I am having real problems with what appears to be scheduling issues,
and I am running out of ideas...
We have a cluster of 5 machines, each running about 15 UMLs. Things
seem to run great for a while, then performance of the UMLs seems to
die for a while.
My solution to this was to look at all running processes every 30
seconds, calculate which UMLs were taking up more than their fair
share of CPU time, and renice them. I am thinking now:
1) Have I missed any processes if I look only every 30 seconds? From
my experience SKAS-mode seems to use the same PIDs over and over
2) If I setpriority on a UML instance (and its children) does this do
the right thing?
I start my UMLs at setpriority 10, and drift up to 20 under heavy
load. I have code which reduces it back to 10 when the load gets
better. But my experience so far is that setpriority is not a strong
scheduling force in my system (2.6.7 hosts with bb1-complete patch
with 2.6.7 guests). 2.6.7 was the most reliable for me when I started
all this in the summer
Dont get me wrong, performance in general (less than 9 machines per
host) is pretty impressive.
Is there a better scheduler I could be using in the host perhaps?
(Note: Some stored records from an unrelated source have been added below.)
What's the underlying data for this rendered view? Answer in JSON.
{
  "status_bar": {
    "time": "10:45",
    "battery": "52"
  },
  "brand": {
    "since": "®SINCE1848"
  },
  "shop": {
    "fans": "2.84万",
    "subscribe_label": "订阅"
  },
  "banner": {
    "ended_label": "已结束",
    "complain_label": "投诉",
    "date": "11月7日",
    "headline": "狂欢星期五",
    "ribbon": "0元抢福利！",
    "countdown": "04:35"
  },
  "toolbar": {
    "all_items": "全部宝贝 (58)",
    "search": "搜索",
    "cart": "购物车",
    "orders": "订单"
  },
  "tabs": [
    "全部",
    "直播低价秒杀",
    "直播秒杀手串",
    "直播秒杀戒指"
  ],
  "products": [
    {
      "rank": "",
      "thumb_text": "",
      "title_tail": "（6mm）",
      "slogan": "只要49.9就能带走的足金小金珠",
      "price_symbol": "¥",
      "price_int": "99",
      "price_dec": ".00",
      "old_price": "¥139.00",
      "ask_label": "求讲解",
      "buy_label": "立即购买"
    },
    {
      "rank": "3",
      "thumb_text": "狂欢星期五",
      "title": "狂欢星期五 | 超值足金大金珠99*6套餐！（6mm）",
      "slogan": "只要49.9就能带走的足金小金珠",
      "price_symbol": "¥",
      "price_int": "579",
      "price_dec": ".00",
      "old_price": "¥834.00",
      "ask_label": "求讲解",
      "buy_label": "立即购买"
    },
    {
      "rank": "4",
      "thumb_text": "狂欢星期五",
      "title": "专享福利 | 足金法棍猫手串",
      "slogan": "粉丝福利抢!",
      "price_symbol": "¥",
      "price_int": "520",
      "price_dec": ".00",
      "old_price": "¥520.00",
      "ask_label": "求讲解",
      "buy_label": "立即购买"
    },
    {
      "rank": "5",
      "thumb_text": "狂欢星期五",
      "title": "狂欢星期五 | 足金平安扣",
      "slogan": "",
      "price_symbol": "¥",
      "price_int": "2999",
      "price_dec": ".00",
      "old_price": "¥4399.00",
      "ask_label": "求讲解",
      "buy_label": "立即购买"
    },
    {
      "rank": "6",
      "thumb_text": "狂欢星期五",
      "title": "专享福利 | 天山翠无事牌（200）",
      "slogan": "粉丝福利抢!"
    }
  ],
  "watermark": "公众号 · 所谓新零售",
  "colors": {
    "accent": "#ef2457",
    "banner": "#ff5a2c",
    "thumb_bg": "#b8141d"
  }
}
We are using this system for teaching server administration. Students
get buttons to reboot, shutdown, etc, and join a queue to get a
machine. We have interactive tutorials which telnet to their machines
to run tests, and it is this part in particular which is causing
trouble. It seems under heavy load the ability of UMLs to respond to
incomming packets is the thing which dies first. I am using tuntap for
networking, and openvpn as the bridging technology between the hosts.
Machines are all 1GB or better, 2GHz or better, on a 0.1GB network
backbone. No noticable syslog errors. Only think I didnt
expect is a few dropped packets on the tap devices themselves. But
these are 10 or less at worst.
All suggestions welcome.